There are several ways to do this.

Easiest in my opinion would be a C++20 std::barrier, which says, "wait until all of N threads have arrived and are waiting here."

#include <barrier>

std::barrier synch_workers(3);
....
void run(const std::function<void(size_t)>& func, size_t id) {
  while (true) {
    synch_workers.arrive_and_wait(); // wait for all three to be ready
    func(id);
  }
}

Cruder and less efficient, but equally effective, would be to construct and join() new sets of three worker threads for each "batch" of work:

int main(...) {
  std::vector<thread> threads;
  ...
  while (flag_running) {
    threads.push_back(...);
    threads.push_back(...);
    ...
    for (auto& thread : threads) {
      thread.join();
    }
    threads.clear();
  }

Aside

I'd suggest you revisit some core synchronization concepts, however. You are using new mutexes when you want to re-use a shared one. The scope of your unique_lock isn't quite right.

Now, your idea to track worker thread "busy/idle" state in a map is straightforward, but cannot correctly coordinate "batches" or "rounds" of work that must be begun at the same time.
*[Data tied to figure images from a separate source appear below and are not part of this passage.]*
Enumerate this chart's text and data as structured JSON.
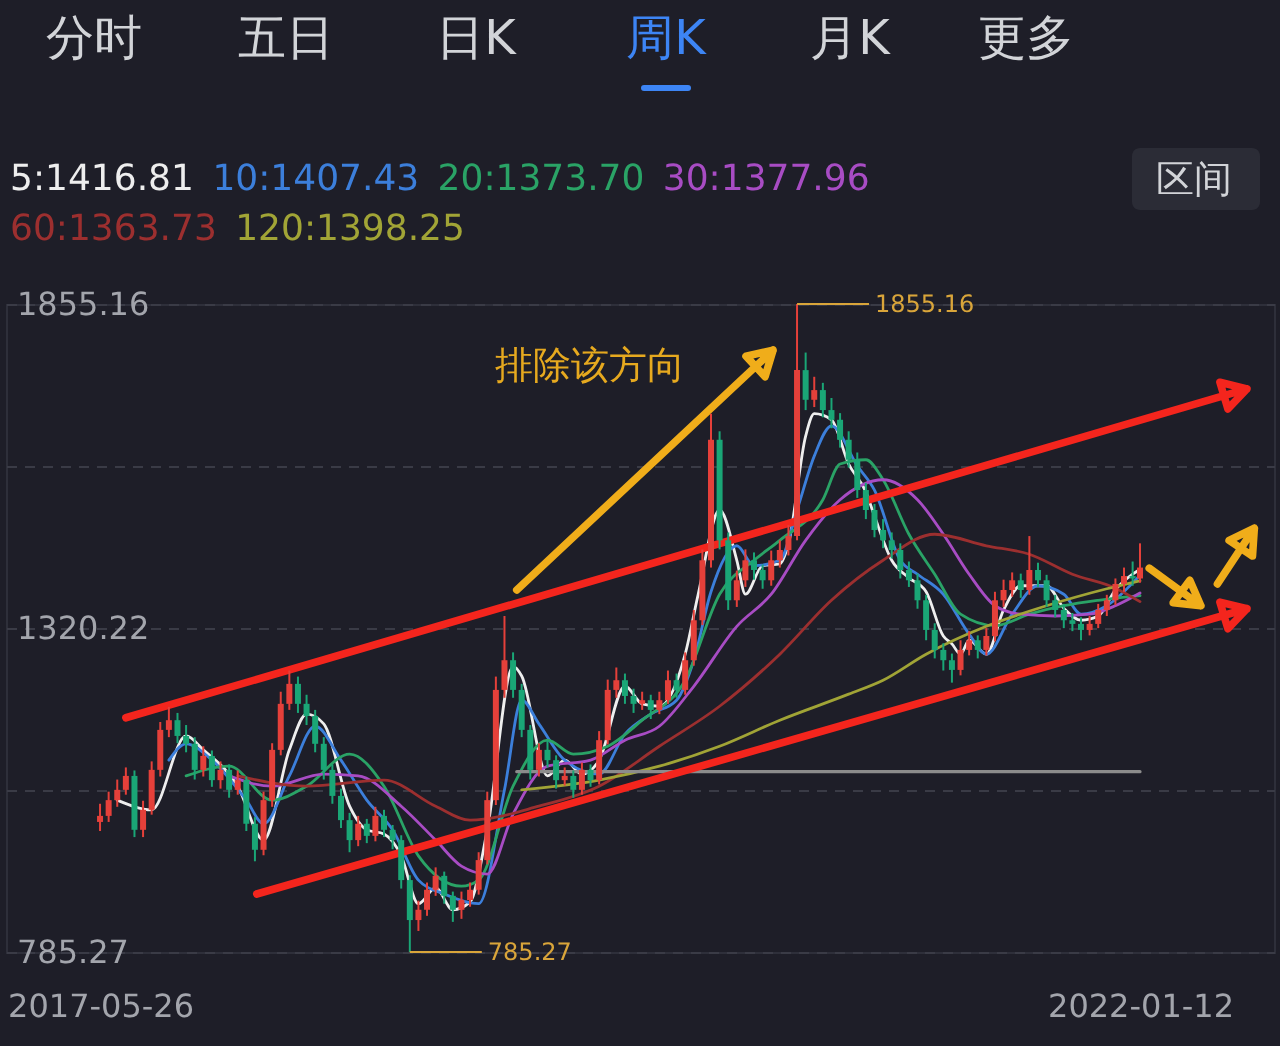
{
  "chart_data": {
    "type": "candlestick",
    "x": [
      "2017-05-26",
      "2017-06-09",
      "2017-06-23",
      "2017-07-07",
      "2017-07-21",
      "2017-08-04",
      "2017-08-18",
      "2017-09-01",
      "2017-09-15",
      "2017-09-29",
      "2017-10-13",
      "2017-10-27",
      "2017-11-10",
      "2017-11-24",
      "2017-12-08",
      "2017-12-22",
      "2018-01-05",
      "2018-01-19",
      "2018-02-02",
      "2018-02-16",
      "2018-03-02",
      "2018-03-16",
      "2018-03-30",
      "2018-04-13",
      "2018-04-27",
      "2018-05-11",
      "2018-05-25",
      "2018-06-08",
      "2018-06-22",
      "2018-07-06",
      "2018-07-20",
      "2018-08-03",
      "2018-08-17",
      "2018-08-31",
      "2018-09-14",
      "2018-09-28",
      "2018-10-12",
      "2018-10-26",
      "2018-11-09",
      "2018-11-23",
      "2018-12-07",
      "2018-12-21",
      "2019-01-04",
      "2019-01-18",
      "2019-02-01",
      "2019-02-15",
      "2019-03-01",
      "2019-03-15",
      "2019-03-29",
      "2019-04-12",
      "2019-04-26",
      "2019-05-10",
      "2019-05-24",
      "2019-06-07",
      "2019-06-21",
      "2019-07-05",
      "2019-07-19",
      "2019-08-02",
      "2019-08-16",
      "2019-08-30",
      "2019-09-13",
      "2019-09-27",
      "2019-10-11",
      "2019-10-25",
      "2019-11-08",
      "2019-11-22",
      "2019-12-06",
      "2019-12-20",
      "2020-01-03",
      "2020-01-17",
      "2020-01-31",
      "2020-02-14",
      "2020-02-28",
      "2020-03-13",
      "2020-03-27",
      "2020-04-10",
      "2020-04-24",
      "2020-05-08",
      "2020-05-22",
      "2020-06-05",
      "2020-06-19",
      "2020-07-03",
      "2020-07-17",
      "2020-07-31",
      "2020-08-14",
      "2020-08-28",
      "2020-09-11",
      "2020-09-25",
      "2020-10-09",
      "2020-10-23",
      "2020-11-06",
      "2020-11-20",
      "2020-12-04",
      "2020-12-18",
      "2021-01-01",
      "2021-01-15",
      "2021-01-29",
      "2021-02-12",
      "2021-02-26",
      "2021-03-12",
      "2021-03-26",
      "2021-04-09",
      "2021-04-23",
      "2021-05-07",
      "2021-05-21",
      "2021-06-04",
      "2021-06-18",
      "2021-07-02",
      "2021-07-16",
      "2021-07-30",
      "2021-08-13",
      "2021-08-27",
      "2021-09-10",
      "2021-09-24",
      "2021-10-08",
      "2021-10-22",
      "2021-11-05",
      "2021-11-19",
      "2021-12-03",
      "2021-12-17",
      "2021-12-31",
      "2022-01-12"
    ],
    "ohlc": [
      [
        1000,
        1030,
        985,
        1010
      ],
      [
        1010,
        1050,
        1000,
        1036
      ],
      [
        1036,
        1070,
        1025,
        1053
      ],
      [
        1053,
        1090,
        1045,
        1076
      ],
      [
        1076,
        1085,
        975,
        987
      ],
      [
        987,
        1035,
        975,
        1020
      ],
      [
        1020,
        1100,
        1012,
        1086
      ],
      [
        1086,
        1165,
        1075,
        1152
      ],
      [
        1152,
        1190,
        1140,
        1168
      ],
      [
        1168,
        1180,
        1130,
        1142
      ],
      [
        1142,
        1160,
        1115,
        1129
      ],
      [
        1129,
        1140,
        1070,
        1086
      ],
      [
        1086,
        1125,
        1075,
        1109
      ],
      [
        1109,
        1118,
        1058,
        1069
      ],
      [
        1069,
        1100,
        1055,
        1086
      ],
      [
        1086,
        1095,
        1040,
        1053
      ],
      [
        1053,
        1085,
        1045,
        1069
      ],
      [
        1069,
        1075,
        985,
        997
      ],
      [
        997,
        1008,
        935,
        954
      ],
      [
        954,
        1050,
        945,
        1036
      ],
      [
        1036,
        1130,
        1025,
        1119
      ],
      [
        1119,
        1215,
        1110,
        1195
      ],
      [
        1195,
        1250,
        1185,
        1228
      ],
      [
        1228,
        1240,
        1180,
        1195
      ],
      [
        1195,
        1210,
        1160,
        1175
      ],
      [
        1175,
        1185,
        1115,
        1129
      ],
      [
        1129,
        1140,
        1070,
        1086
      ],
      [
        1086,
        1095,
        1030,
        1043
      ],
      [
        1043,
        1055,
        990,
        1003
      ],
      [
        1003,
        1015,
        950,
        970
      ],
      [
        970,
        1010,
        960,
        997
      ],
      [
        997,
        1005,
        965,
        977
      ],
      [
        977,
        1025,
        968,
        1010
      ],
      [
        1010,
        1020,
        975,
        987
      ],
      [
        987,
        995,
        955,
        970
      ],
      [
        970,
        978,
        890,
        904
      ],
      [
        904,
        912,
        785.27,
        838
      ],
      [
        838,
        870,
        820,
        855
      ],
      [
        855,
        900,
        845,
        888
      ],
      [
        888,
        925,
        878,
        911
      ],
      [
        911,
        918,
        865,
        878
      ],
      [
        878,
        885,
        835,
        855
      ],
      [
        855,
        885,
        840,
        871
      ],
      [
        871,
        900,
        860,
        888
      ],
      [
        888,
        950,
        880,
        937
      ],
      [
        937,
        1050,
        930,
        1036
      ],
      [
        1036,
        1240,
        1028,
        1218
      ],
      [
        1218,
        1340,
        1205,
        1267
      ],
      [
        1267,
        1280,
        1205,
        1218
      ],
      [
        1218,
        1228,
        1140,
        1152
      ],
      [
        1152,
        1160,
        1070,
        1086
      ],
      [
        1086,
        1130,
        1075,
        1119
      ],
      [
        1119,
        1135,
        1090,
        1102
      ],
      [
        1102,
        1110,
        1055,
        1069
      ],
      [
        1069,
        1090,
        1060,
        1076
      ],
      [
        1076,
        1085,
        1040,
        1053
      ],
      [
        1053,
        1098,
        1045,
        1086
      ],
      [
        1086,
        1095,
        1058,
        1069
      ],
      [
        1069,
        1150,
        1062,
        1135
      ],
      [
        1135,
        1235,
        1128,
        1218
      ],
      [
        1218,
        1255,
        1205,
        1234
      ],
      [
        1234,
        1245,
        1195,
        1208
      ],
      [
        1208,
        1220,
        1180,
        1195
      ],
      [
        1195,
        1215,
        1185,
        1201
      ],
      [
        1201,
        1210,
        1170,
        1185
      ],
      [
        1185,
        1215,
        1178,
        1201
      ],
      [
        1201,
        1250,
        1195,
        1234
      ],
      [
        1234,
        1245,
        1205,
        1218
      ],
      [
        1218,
        1280,
        1210,
        1267
      ],
      [
        1267,
        1350,
        1258,
        1333
      ],
      [
        1333,
        1450,
        1325,
        1432
      ],
      [
        1432,
        1674,
        1420,
        1631
      ],
      [
        1631,
        1645,
        1450,
        1465
      ],
      [
        1465,
        1478,
        1350,
        1366
      ],
      [
        1366,
        1415,
        1355,
        1399
      ],
      [
        1399,
        1450,
        1388,
        1432
      ],
      [
        1432,
        1445,
        1400,
        1416
      ],
      [
        1416,
        1425,
        1385,
        1399
      ],
      [
        1399,
        1448,
        1390,
        1432
      ],
      [
        1432,
        1465,
        1420,
        1449
      ],
      [
        1449,
        1490,
        1440,
        1472
      ],
      [
        1472,
        1855.16,
        1465,
        1746
      ],
      [
        1746,
        1775,
        1680,
        1697
      ],
      [
        1697,
        1735,
        1685,
        1713
      ],
      [
        1713,
        1725,
        1668,
        1680
      ],
      [
        1680,
        1700,
        1650,
        1664
      ],
      [
        1664,
        1675,
        1618,
        1631
      ],
      [
        1631,
        1645,
        1585,
        1598
      ],
      [
        1598,
        1610,
        1535,
        1548
      ],
      [
        1548,
        1560,
        1500,
        1515
      ],
      [
        1515,
        1525,
        1470,
        1482
      ],
      [
        1482,
        1500,
        1452,
        1465
      ],
      [
        1465,
        1478,
        1435,
        1449
      ],
      [
        1449,
        1460,
        1402,
        1416
      ],
      [
        1416,
        1430,
        1388,
        1399
      ],
      [
        1399,
        1410,
        1352,
        1366
      ],
      [
        1366,
        1375,
        1300,
        1317
      ],
      [
        1317,
        1328,
        1270,
        1284
      ],
      [
        1284,
        1295,
        1250,
        1267
      ],
      [
        1267,
        1278,
        1230,
        1251
      ],
      [
        1251,
        1300,
        1242,
        1284
      ],
      [
        1284,
        1315,
        1275,
        1300
      ],
      [
        1300,
        1308,
        1270,
        1284
      ],
      [
        1284,
        1320,
        1275,
        1307
      ],
      [
        1307,
        1380,
        1298,
        1366
      ],
      [
        1366,
        1400,
        1355,
        1383
      ],
      [
        1383,
        1412,
        1372,
        1399
      ],
      [
        1399,
        1410,
        1370,
        1383
      ],
      [
        1383,
        1472,
        1375,
        1416
      ],
      [
        1416,
        1428,
        1388,
        1399
      ],
      [
        1399,
        1408,
        1355,
        1366
      ],
      [
        1366,
        1375,
        1338,
        1350
      ],
      [
        1350,
        1360,
        1320,
        1333
      ],
      [
        1333,
        1345,
        1315,
        1327
      ],
      [
        1327,
        1338,
        1300,
        1317
      ],
      [
        1317,
        1340,
        1308,
        1327
      ],
      [
        1327,
        1360,
        1320,
        1350
      ],
      [
        1350,
        1375,
        1340,
        1366
      ],
      [
        1366,
        1402,
        1358,
        1393
      ],
      [
        1393,
        1420,
        1380,
        1406
      ],
      [
        1406,
        1430,
        1390,
        1402
      ],
      [
        1402,
        1460,
        1395,
        1420
      ]
    ],
    "colors": [
      "#e5403a",
      "#e5403a",
      "#e5403a",
      "#e5403a",
      "#1aa676",
      "#e5403a",
      "#e5403a",
      "#e5403a",
      "#e5403a",
      "#1aa676",
      "#1aa676",
      "#1aa676",
      "#e5403a",
      "#1aa676",
      "#e5403a",
      "#1aa676",
      "#e5403a",
      "#1aa676",
      "#1aa676",
      "#e5403a",
      "#e5403a",
      "#e5403a",
      "#e5403a",
      "#1aa676",
      "#1aa676",
      "#1aa676",
      "#1aa676",
      "#1aa676",
      "#1aa676",
      "#1aa676",
      "#e5403a",
      "#1aa676",
      "#e5403a",
      "#1aa676",
      "#1aa676",
      "#1aa676",
      "#1aa676",
      "#e5403a",
      "#e5403a",
      "#e5403a",
      "#1aa676",
      "#1aa676",
      "#e5403a",
      "#e5403a",
      "#e5403a",
      "#e5403a",
      "#e5403a",
      "#e5403a",
      "#1aa676",
      "#1aa676",
      "#1aa676",
      "#e5403a",
      "#1aa676",
      "#1aa676",
      "#e5403a",
      "#1aa676",
      "#e5403a",
      "#1aa676",
      "#e5403a",
      "#e5403a",
      "#e5403a",
      "#1aa676",
      "#1aa676",
      "#e5403a",
      "#1aa676",
      "#e5403a",
      "#e5403a",
      "#1aa676",
      "#e5403a",
      "#e5403a",
      "#e5403a",
      "#e5403a",
      "#1aa676",
      "#1aa676",
      "#e5403a",
      "#e5403a",
      "#1aa676",
      "#1aa676",
      "#e5403a",
      "#e5403a",
      "#e5403a",
      "#e5403a",
      "#1aa676",
      "#e5403a",
      "#1aa676",
      "#1aa676",
      "#1aa676",
      "#1aa676",
      "#1aa676",
      "#1aa676",
      "#1aa676",
      "#1aa676",
      "#1aa676",
      "#1aa676",
      "#1aa676",
      "#1aa676",
      "#1aa676",
      "#1aa676",
      "#1aa676",
      "#1aa676",
      "#e5403a",
      "#e5403a",
      "#1aa676",
      "#e5403a",
      "#e5403a",
      "#e5403a",
      "#e5403a",
      "#1aa676",
      "#e5403a",
      "#1aa676",
      "#1aa676",
      "#1aa676",
      "#1aa676",
      "#1aa676",
      "#1aa676",
      "#e5403a",
      "#e5403a",
      "#e5403a",
      "#e5403a",
      "#e5403a",
      "#1aa676",
      "#e5403a"
    ],
    "series": [
      {
        "name": "5:1416.81",
        "type": "line",
        "color": "#eeeeee",
        "x": [
          "2017-06-23",
          "2017-08-18",
          "2017-10-13",
          "2017-11-10",
          "2018-01-05",
          "2018-02-16",
          "2018-03-30",
          "2018-04-27",
          "2018-05-25",
          "2018-07-06",
          "2018-08-03",
          "2018-08-31",
          "2018-09-28",
          "2018-10-26",
          "2018-11-23",
          "2018-12-21",
          "2019-01-18",
          "2019-02-15",
          "2019-03-29",
          "2019-04-12",
          "2019-05-24",
          "2019-06-21",
          "2019-07-19",
          "2019-08-16",
          "2019-09-27",
          "2019-10-25",
          "2019-11-22",
          "2020-01-03",
          "2020-01-24",
          "2020-02-28",
          "2020-03-27",
          "2020-04-10",
          "2020-05-08",
          "2020-06-05",
          "2020-06-19",
          "2020-07-17",
          "2020-07-31",
          "2020-08-28",
          "2020-09-25",
          "2020-10-23",
          "2020-11-06",
          "2020-12-04",
          "2021-01-01",
          "2021-01-29",
          "2021-02-26",
          "2021-03-12",
          "2021-03-26",
          "2021-04-09",
          "2021-05-07",
          "2021-06-04",
          "2021-07-02",
          "2021-08-13",
          "2021-09-10",
          "2021-10-08",
          "2021-11-05",
          "2021-12-03",
          "2021-12-31",
          "2022-01-12"
        ],
        "values": [
          1036,
          1020,
          1142,
          1119,
          1059,
          970,
          1119,
          1178,
          1162,
          1026,
          987,
          980,
          944,
          865,
          891,
          855,
          868,
          987,
          1257,
          1241,
          1076,
          1102,
          1079,
          1102,
          1224,
          1195,
          1191,
          1277,
          1375,
          1515,
          1432,
          1376,
          1423,
          1426,
          1459,
          1637,
          1674,
          1664,
          1591,
          1545,
          1505,
          1432,
          1403,
          1380,
          1307,
          1294,
          1277,
          1300,
          1277,
          1350,
          1390,
          1390,
          1353,
          1333,
          1340,
          1383,
          1409,
          1416.81
        ]
      },
      {
        "name": "10:1407.43",
        "type": "line",
        "color": "#3c7fdb",
        "x": [
          "2017-09-15",
          "2017-10-13",
          "2017-11-24",
          "2018-01-19",
          "2018-02-16",
          "2018-03-30",
          "2018-05-11",
          "2018-06-22",
          "2018-08-03",
          "2018-09-14",
          "2018-10-26",
          "2018-12-07",
          "2019-02-01",
          "2019-03-15",
          "2019-04-12",
          "2019-05-10",
          "2019-06-21",
          "2019-08-16",
          "2019-09-27",
          "2019-11-08",
          "2019-12-20",
          "2020-01-17",
          "2020-02-14",
          "2020-03-27",
          "2020-04-24",
          "2020-06-05",
          "2020-07-03",
          "2020-07-31",
          "2020-08-28",
          "2020-10-09",
          "2020-11-06",
          "2020-12-18",
          "2021-01-15",
          "2021-02-26",
          "2021-04-09",
          "2021-05-07",
          "2021-06-18",
          "2021-07-30",
          "2021-09-10",
          "2021-10-08",
          "2021-11-19",
          "2022-01-12"
        ],
        "values": [
          1102,
          1129,
          1102,
          1036,
          997,
          1076,
          1158,
          1102,
          1036,
          987,
          904,
          881,
          865,
          1053,
          1201,
          1162,
          1102,
          1079,
          1145,
          1178,
          1201,
          1267,
          1380,
          1456,
          1423,
          1432,
          1515,
          1604,
          1654,
          1588,
          1548,
          1432,
          1409,
          1376,
          1310,
          1277,
          1343,
          1390,
          1376,
          1343,
          1357,
          1407.43
        ]
      },
      {
        "name": "20:1373.70",
        "type": "line",
        "color": "#2aa366",
        "x": [
          "2017-10-13",
          "2017-12-22",
          "2018-03-02",
          "2018-04-27",
          "2018-07-06",
          "2018-08-31",
          "2018-10-26",
          "2019-01-04",
          "2019-02-01",
          "2019-03-29",
          "2019-05-24",
          "2019-07-05",
          "2019-08-30",
          "2019-10-25",
          "2020-01-03",
          "2020-02-28",
          "2020-04-24",
          "2020-06-05",
          "2020-08-14",
          "2020-09-11",
          "2020-10-23",
          "2020-11-20",
          "2021-01-01",
          "2021-02-12",
          "2021-03-26",
          "2021-05-21",
          "2021-07-16",
          "2021-09-10",
          "2021-11-05",
          "2022-01-12"
        ],
        "values": [
          1076,
          1092,
          1036,
          1059,
          1112,
          1059,
          944,
          894,
          904,
          1059,
          1135,
          1112,
          1125,
          1168,
          1234,
          1376,
          1432,
          1465,
          1532,
          1591,
          1598,
          1565,
          1475,
          1409,
          1343,
          1324,
          1343,
          1357,
          1366,
          1373.7
        ]
      },
      {
        "name": "30:1377.96",
        "type": "line",
        "color": "#a84cc4",
        "x": [
          "2017-12-22",
          "2018-03-02",
          "2018-05-25",
          "2018-07-20",
          "2018-09-28",
          "2018-11-23",
          "2019-01-04",
          "2019-02-15",
          "2019-03-29",
          "2019-05-24",
          "2019-08-02",
          "2019-09-27",
          "2019-11-22",
          "2020-01-17",
          "2020-03-27",
          "2020-05-22",
          "2020-07-17",
          "2020-09-11",
          "2020-11-20",
          "2021-01-15",
          "2021-02-26",
          "2021-04-09",
          "2021-05-21",
          "2021-07-02",
          "2021-08-27",
          "2021-10-22",
          "2021-12-03",
          "2022-01-12"
        ],
        "values": [
          1076,
          1059,
          1079,
          1076,
          1026,
          970,
          927,
          914,
          1013,
          1092,
          1102,
          1135,
          1158,
          1224,
          1323,
          1376,
          1465,
          1532,
          1565,
          1532,
          1475,
          1409,
          1357,
          1343,
          1340,
          1343,
          1357,
          1377.96
        ]
      },
      {
        "name": "60:1363.73",
        "type": "line",
        "color": "#9c2f2f",
        "x": [
          "2018-01-05",
          "2018-04-27",
          "2018-08-31",
          "2018-11-23",
          "2019-01-18",
          "2019-05-10",
          "2019-08-16",
          "2019-11-22",
          "2020-02-28",
          "2020-06-05",
          "2020-08-28",
          "2020-11-20",
          "2021-02-12",
          "2021-05-07",
          "2021-07-16",
          "2021-09-24",
          "2021-12-03",
          "2022-01-12"
        ],
        "values": [
          1076,
          1059,
          1069,
          1026,
          1003,
          1026,
          1059,
          1125,
          1191,
          1277,
          1366,
          1432,
          1475,
          1456,
          1442,
          1409,
          1386,
          1363.73
        ]
      },
      {
        "name": "120:1398.25",
        "type": "line",
        "color": "#a1a436",
        "x": [
          "2019-04-12",
          "2019-08-16",
          "2019-11-22",
          "2020-02-28",
          "2020-06-05",
          "2020-09-25",
          "2020-11-20",
          "2021-01-29",
          "2021-05-07",
          "2021-08-13",
          "2021-11-19",
          "2022-01-12"
        ],
        "values": [
          1053,
          1069,
          1092,
          1125,
          1168,
          1211,
          1234,
          1277,
          1323,
          1357,
          1385,
          1398.25
        ]
      },
      {
        "type": "step",
        "color": "#8c8c8c",
        "x": [
          "2019-04-04",
          "2022-01-12"
        ],
        "values": [
          1083,
          1083
        ]
      },
      {
        "type": "line",
        "color": "#f4251d",
        "x": [
          "2017-07-07",
          "2022-07-05",
          "2022-06-04",
          "2022-05-22",
          "2022-07-05"
        ],
        "values": [
          1172,
          1715,
          1682,
          1726,
          1715
        ]
      },
      {
        "type": "line",
        "color": "#f4251d",
        "x": [
          "2018-02-05",
          "2022-07-05",
          "2022-06-04",
          "2022-05-22",
          "2022-07-05"
        ],
        "values": [
          881,
          1352,
          1319,
          1363,
          1352
        ]
      },
      {
        "type": "line",
        "color": "#f0ad1a",
        "x": [
          "2019-04-04",
          "2020-05-25",
          "2020-05-12",
          "2020-04-11",
          "2020-05-25"
        ],
        "values": [
          1383,
          1779,
          1735,
          1769,
          1779
        ]
      },
      {
        "type": "line",
        "color": "#f0ad1a",
        "x": [
          "2022-01-27",
          "2022-04-21",
          "2022-03-07",
          "2022-04-03",
          "2022-04-21"
        ],
        "values": [
          1419,
          1357,
          1362,
          1399,
          1357
        ]
      },
      {
        "type": "line",
        "color": "#f0ad1a",
        "x": [
          "2022-05-18",
          "2022-07-17",
          "2022-07-14",
          "2022-06-06",
          "2022-07-17"
        ],
        "values": [
          1393,
          1485,
          1439,
          1465,
          1485
        ]
      }
    ],
    "xlim": [
      "2016-12-24",
      "2022-08-18"
    ],
    "xticks": [
      "2017-05-26",
      "2022-01-12"
    ],
    "ylim": [
      785.27,
      1855.16
    ],
    "yticks": [
      785.27,
      {
        "value": 1052.74,
        "label": null
      },
      1320.22,
      {
        "value": 1587.69,
        "label": null
      },
      1855.16
    ],
    "grid": "y",
    "legend": "top left",
    "annotations": [
      "分时",
      "五日",
      "日K",
      "周K",
      "月K",
      "更多",
      "区间",
      "排除该方向",
      {
        "text": "1855.16",
        "x": "2020-07-03",
        "y": 1855.16
      },
      {
        "text": "785.27",
        "x": "2018-10-12",
        "y": 785.27
      }
    ]
  }
}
If a worker sees in the map that two of three threads, including itself, are "idle", what does that mean? Is a "batch" of work concluding — i.e., two workers are waiting for a tardy third? Or has a batch just begun — i.e., the two idle threads are tardy and had better get to work like their more eager peer?

The threads cannot know the answer without keeping track of the current batch of work, which is what a barrier (or its more complex cousin the phaser) does under the hood.